Стала проводить с ним как можно больше времени с этого дня. Они даже время от времени вместе в свободные часы брали уроки живописи у дорогого модного в каких-то специфически узких кругах талантливого профессионального художника. Если что-то не получалось в школе, то всегда, не откладывая в долгий ящик, нанимала грамотного репетитора. Все у ее единственного, без мужа растущего сына должно быть только, как можно лучше – стала считать.
Так совпало, что и в больнице на отделении, где она, как-то все больше втягиваясь, работала, в самое короткое время стали очень хорошо выхаживать даже трудно излечимых очень тяжелых маленьких пациентов.
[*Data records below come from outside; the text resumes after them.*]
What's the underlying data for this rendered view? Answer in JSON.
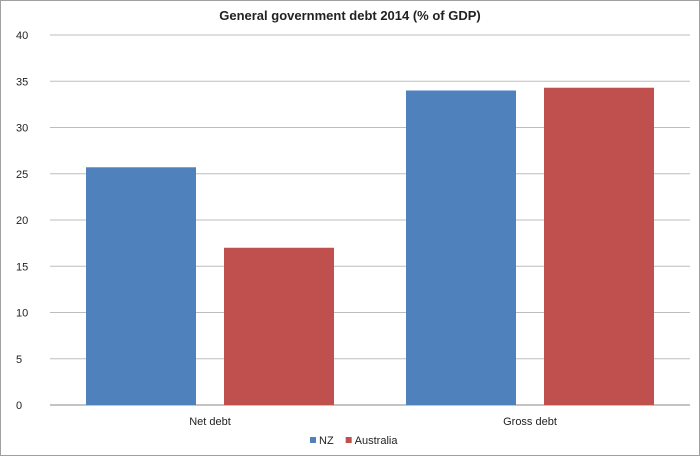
{
  "chart_data": {
    "type": "bar",
    "title": "General government debt  2014 (% of GDP)",
    "categories": [
      "Net debt",
      "Gross debt"
    ],
    "series": [
      {
        "name": "NZ",
        "color": "#4f81bd",
        "values": [
          25.7,
          34.0
        ]
      },
      {
        "name": "Australia",
        "color": "#c0504d",
        "values": [
          17.0,
          34.3
        ]
      }
    ],
    "ylim": [
      0,
      40
    ],
    "yticks": [
      0,
      5,
      10,
      15,
      20,
      25,
      30,
      35,
      40
    ],
    "grid": true,
    "legend": "bottom"
  }
}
Малыш ни в каком случае не должен даже по малейшему нерадению или какому-то недосмотру окружающего его медицинского персонала, упускающему порой и самый призрачный, но все-таки, остающийся шанс, умереть! Ему, наоборот, претерпев все возможное и невозможное, надо научиться как можно скорее радоваться, улыбаться, смеяться. Играть. И доверять окружающим. И у него должно наконец-то продолжаться на какое-то время прерванное болезнью счастливое детство!
Неравнодушным, внимательным, участливым, отношением к родителям детей лежащих на отделении, готовым вовремя и своевременно в трудную для них минуту всем, чем можно, поддержать надо уметь спокойно направлять всех к шаг за шагом приближающемуся выздоровлению! И ободряющим взглядом, и улыбкой, и самое важное, конечно же, - знаниями. И это для нее тоже великая радость, когда бывшие уже на грани того, чего не должно быть, дети вдруг опять постепенно становятся счастливые, здоровые и живые.